Faut-il supprimer une semaine de congés payés pour relancer l’économie française ?  

 

C’est l’une des intentions proposée par notre Premier ministre : monétiser les congés payés pour que les salariés travaillent plus. L’objectif annoncé serait d’augmenter les recettes fiscales, de stimuler la croissance et de soutenir le pouvoir d’achat.  

Mais ce raisonnement, au-delà de son apparente logique arithmétique, soulève des contradictions majeures : 


  • Un salarié en congé est déjà rémunéré. Le faire revenir au travail ne crée ni revenu net supplémentaire, ni cotisations nouvelles, sauf si on lui verse une majoration significative (de +25 % à +100 %), comme c’est actuellement le cas avec le rachat des J.R.T.T. 
  • Mais dans ce cas, le coût pour l’entreprise augmente sans garantie que cette semaine produise une valeur équivalente ou supérieure. 
  • Si cette prime est fiscalisée, cela peut générer un peu plus de cotisations et d’impôts… mais ce sont des recettes marginales. 
  • Cette mesure, qui consiste à proposer aux Français de gagner plus d’argent va à l’encontre de la majorité d’entre eux qui désirent avoir plus de temps libre (Ipsos 2022)
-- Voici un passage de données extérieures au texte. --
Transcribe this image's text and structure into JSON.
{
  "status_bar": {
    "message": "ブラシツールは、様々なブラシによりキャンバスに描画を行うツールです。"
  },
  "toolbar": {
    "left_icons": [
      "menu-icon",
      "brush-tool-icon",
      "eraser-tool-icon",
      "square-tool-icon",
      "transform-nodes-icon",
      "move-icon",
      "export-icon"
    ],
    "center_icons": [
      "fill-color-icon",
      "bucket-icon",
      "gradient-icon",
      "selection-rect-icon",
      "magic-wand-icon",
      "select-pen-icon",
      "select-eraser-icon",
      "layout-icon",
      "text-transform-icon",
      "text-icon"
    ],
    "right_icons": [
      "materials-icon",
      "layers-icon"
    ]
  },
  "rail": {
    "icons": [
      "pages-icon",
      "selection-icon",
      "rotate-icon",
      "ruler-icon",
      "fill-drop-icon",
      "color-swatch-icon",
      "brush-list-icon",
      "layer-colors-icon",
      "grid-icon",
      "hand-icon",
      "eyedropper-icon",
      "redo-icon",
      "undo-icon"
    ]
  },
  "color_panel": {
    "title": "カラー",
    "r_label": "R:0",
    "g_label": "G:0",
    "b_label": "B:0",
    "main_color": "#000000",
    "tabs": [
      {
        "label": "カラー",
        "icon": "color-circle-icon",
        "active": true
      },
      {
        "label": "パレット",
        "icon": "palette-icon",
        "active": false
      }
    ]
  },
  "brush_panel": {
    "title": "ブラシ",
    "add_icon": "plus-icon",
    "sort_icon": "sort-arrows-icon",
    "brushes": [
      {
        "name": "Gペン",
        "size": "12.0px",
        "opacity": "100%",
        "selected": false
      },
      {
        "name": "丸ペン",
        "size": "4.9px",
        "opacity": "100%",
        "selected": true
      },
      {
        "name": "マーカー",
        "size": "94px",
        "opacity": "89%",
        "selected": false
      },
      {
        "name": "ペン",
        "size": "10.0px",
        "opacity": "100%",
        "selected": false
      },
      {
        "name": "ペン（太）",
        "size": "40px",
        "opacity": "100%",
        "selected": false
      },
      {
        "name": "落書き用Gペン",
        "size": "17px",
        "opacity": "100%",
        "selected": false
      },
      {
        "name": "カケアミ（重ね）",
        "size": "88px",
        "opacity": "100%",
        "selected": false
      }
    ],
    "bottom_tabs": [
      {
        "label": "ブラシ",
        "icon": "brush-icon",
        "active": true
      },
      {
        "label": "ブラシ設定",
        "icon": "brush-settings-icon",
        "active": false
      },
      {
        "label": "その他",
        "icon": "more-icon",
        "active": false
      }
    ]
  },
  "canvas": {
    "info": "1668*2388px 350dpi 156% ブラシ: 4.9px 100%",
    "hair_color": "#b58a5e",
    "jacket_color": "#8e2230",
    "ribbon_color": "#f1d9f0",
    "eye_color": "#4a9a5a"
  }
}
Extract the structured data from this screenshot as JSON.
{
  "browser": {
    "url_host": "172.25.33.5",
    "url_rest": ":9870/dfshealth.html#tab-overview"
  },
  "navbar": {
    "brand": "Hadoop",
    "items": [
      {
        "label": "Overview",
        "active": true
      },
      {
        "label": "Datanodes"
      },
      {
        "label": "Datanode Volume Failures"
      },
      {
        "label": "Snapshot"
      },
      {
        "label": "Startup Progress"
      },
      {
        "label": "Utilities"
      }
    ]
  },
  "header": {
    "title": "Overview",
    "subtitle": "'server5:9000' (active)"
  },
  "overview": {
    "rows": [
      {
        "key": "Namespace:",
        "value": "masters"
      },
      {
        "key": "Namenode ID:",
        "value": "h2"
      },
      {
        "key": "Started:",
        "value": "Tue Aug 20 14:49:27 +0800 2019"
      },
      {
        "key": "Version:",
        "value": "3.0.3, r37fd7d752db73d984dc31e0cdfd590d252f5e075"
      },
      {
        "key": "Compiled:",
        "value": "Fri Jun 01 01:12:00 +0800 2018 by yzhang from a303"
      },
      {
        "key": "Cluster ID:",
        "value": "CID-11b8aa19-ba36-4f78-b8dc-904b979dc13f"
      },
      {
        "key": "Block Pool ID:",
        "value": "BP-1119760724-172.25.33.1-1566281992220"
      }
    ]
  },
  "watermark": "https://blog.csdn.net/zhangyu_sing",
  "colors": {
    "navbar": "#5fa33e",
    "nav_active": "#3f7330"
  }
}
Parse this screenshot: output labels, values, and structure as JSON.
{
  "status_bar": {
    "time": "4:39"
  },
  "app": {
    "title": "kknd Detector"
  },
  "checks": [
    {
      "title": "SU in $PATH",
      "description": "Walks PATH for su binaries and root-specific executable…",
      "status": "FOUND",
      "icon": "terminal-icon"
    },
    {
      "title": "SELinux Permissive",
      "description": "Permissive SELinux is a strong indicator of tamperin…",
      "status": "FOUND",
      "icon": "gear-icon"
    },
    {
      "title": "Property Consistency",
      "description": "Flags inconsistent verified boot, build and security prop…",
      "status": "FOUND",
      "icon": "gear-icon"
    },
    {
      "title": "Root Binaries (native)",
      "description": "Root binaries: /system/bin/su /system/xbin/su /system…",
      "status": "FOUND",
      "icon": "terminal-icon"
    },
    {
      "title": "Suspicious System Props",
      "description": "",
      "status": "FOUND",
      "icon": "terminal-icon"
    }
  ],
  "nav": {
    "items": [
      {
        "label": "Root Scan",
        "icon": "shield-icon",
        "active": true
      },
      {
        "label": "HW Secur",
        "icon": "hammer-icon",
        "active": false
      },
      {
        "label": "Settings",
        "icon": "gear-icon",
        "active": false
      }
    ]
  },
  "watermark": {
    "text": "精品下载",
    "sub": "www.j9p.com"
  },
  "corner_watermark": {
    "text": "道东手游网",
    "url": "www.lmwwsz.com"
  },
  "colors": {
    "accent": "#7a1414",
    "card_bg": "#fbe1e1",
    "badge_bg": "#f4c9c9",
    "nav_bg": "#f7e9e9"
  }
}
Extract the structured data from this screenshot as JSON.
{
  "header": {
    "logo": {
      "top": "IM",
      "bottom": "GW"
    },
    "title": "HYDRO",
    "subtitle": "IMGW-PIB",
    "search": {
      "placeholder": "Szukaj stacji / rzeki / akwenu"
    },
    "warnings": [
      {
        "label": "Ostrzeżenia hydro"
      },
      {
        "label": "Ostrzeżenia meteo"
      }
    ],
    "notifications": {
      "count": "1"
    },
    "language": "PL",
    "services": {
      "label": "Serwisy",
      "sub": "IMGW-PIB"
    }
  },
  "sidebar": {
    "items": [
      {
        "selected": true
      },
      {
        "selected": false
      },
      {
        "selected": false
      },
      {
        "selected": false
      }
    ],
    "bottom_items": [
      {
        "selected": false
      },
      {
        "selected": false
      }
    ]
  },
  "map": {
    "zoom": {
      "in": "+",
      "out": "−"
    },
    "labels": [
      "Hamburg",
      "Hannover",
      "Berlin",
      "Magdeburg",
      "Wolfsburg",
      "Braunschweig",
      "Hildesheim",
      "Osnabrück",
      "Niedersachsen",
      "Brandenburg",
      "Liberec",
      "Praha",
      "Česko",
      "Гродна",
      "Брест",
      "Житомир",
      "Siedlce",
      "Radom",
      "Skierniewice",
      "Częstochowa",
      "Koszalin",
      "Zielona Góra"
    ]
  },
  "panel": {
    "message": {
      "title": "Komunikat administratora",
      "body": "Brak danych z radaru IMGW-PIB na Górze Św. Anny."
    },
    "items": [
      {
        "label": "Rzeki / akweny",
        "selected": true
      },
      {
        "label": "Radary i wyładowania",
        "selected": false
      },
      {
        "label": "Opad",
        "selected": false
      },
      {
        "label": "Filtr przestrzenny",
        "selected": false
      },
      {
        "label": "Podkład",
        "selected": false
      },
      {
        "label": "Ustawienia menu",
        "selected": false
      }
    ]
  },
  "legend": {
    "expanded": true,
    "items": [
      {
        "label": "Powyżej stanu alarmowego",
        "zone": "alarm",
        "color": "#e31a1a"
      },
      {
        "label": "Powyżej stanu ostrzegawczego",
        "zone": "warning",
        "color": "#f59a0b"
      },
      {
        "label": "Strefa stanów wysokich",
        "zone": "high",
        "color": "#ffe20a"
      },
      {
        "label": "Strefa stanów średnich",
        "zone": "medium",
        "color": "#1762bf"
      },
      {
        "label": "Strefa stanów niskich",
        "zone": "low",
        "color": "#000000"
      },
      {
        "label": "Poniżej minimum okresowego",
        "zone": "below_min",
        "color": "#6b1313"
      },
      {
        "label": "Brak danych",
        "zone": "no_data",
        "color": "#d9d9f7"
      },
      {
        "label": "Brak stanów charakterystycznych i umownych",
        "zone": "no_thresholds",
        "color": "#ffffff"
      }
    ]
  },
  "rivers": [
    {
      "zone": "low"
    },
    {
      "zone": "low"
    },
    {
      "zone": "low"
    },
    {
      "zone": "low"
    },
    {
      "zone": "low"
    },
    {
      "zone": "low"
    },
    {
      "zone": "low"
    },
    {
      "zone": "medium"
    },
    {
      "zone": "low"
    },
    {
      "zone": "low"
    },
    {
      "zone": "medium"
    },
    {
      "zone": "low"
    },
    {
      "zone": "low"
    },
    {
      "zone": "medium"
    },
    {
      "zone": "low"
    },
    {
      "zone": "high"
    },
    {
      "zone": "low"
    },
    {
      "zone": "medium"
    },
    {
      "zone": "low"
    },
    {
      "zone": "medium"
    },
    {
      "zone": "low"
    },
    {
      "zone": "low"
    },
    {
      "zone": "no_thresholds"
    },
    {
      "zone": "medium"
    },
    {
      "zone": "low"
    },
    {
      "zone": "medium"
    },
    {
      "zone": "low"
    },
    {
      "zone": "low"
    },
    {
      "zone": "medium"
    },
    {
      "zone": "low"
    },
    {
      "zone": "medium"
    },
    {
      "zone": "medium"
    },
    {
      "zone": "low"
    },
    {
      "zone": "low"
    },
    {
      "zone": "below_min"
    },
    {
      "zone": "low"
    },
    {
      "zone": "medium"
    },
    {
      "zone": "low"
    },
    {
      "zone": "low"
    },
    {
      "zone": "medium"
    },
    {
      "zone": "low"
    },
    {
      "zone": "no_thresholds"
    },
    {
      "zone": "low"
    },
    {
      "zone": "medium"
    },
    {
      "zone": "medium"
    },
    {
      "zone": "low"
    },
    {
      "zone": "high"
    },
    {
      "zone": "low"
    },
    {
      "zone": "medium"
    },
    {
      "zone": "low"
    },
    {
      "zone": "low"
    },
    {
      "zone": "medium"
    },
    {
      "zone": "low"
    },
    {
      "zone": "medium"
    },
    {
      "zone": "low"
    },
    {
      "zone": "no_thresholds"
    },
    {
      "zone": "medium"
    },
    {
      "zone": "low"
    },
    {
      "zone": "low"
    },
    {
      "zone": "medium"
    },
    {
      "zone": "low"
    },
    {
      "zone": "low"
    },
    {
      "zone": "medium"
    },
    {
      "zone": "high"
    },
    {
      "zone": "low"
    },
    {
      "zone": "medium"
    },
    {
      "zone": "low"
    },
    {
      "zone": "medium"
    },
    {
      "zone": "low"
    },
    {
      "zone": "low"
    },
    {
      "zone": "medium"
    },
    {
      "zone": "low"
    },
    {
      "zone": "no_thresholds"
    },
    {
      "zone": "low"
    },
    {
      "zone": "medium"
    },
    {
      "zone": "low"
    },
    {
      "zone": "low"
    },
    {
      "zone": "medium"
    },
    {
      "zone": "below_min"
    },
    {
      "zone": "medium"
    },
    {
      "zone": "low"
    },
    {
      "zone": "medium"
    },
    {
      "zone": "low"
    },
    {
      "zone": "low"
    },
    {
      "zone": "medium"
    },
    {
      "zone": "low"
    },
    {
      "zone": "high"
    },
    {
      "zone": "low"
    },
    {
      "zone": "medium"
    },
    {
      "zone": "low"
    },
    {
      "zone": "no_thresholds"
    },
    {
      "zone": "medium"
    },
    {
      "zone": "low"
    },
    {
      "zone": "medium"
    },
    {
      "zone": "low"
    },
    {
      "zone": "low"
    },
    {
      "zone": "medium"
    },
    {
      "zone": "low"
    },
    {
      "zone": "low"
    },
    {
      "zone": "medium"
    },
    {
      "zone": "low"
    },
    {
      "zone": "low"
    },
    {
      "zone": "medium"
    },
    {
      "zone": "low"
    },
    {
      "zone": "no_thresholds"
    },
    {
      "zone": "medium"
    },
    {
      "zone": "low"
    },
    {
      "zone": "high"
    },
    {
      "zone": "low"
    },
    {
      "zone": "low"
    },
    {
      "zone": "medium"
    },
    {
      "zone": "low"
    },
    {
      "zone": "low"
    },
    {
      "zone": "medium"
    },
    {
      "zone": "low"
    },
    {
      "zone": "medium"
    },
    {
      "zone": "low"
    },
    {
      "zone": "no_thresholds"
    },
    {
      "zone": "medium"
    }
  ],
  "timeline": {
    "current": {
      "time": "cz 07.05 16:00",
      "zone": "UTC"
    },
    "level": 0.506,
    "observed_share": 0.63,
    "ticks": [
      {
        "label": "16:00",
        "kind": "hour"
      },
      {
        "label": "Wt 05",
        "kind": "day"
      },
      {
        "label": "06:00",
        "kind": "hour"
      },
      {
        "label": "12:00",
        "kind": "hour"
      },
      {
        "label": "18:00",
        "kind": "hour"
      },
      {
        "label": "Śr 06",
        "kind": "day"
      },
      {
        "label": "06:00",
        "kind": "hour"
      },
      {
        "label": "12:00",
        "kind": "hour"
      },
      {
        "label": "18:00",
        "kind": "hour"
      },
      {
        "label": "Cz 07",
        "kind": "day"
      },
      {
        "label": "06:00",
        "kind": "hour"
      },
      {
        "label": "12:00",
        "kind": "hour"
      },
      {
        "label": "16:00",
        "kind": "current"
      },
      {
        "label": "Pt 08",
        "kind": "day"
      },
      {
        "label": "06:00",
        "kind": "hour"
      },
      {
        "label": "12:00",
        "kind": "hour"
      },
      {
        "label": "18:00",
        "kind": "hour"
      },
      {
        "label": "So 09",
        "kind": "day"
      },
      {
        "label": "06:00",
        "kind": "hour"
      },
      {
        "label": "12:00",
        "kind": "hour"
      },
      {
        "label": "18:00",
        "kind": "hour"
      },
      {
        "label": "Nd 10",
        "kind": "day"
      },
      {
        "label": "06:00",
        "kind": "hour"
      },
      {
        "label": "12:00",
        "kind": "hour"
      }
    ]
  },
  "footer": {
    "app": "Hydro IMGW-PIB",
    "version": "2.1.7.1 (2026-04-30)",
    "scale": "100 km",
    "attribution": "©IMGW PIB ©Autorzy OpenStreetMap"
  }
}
Et surtout on confond ici plusieurs notions : produire, être productif, être performant, contribuer aux recettes publiques. Or il est fondamental de comprendre les différences : 

  • Produire, c’est accomplir une tâche : construire un mur, rédiger un contrat, livrer un colis. On peut produire beaucoup… sans pour autant que cela soit utile. Une équipe qui remplit des formulaires inutiles produit, mais n’apporte aucune valeur. 
  • Être productif, c’est produire plus dans le même temps ou avec moins de moyens. Si un salarié traite 20 demandes par jour au lieu de 15, il devient plus productif. Mais s’il traite mal ces demandes, la productivité n’apporte aucune valeur ajoutée.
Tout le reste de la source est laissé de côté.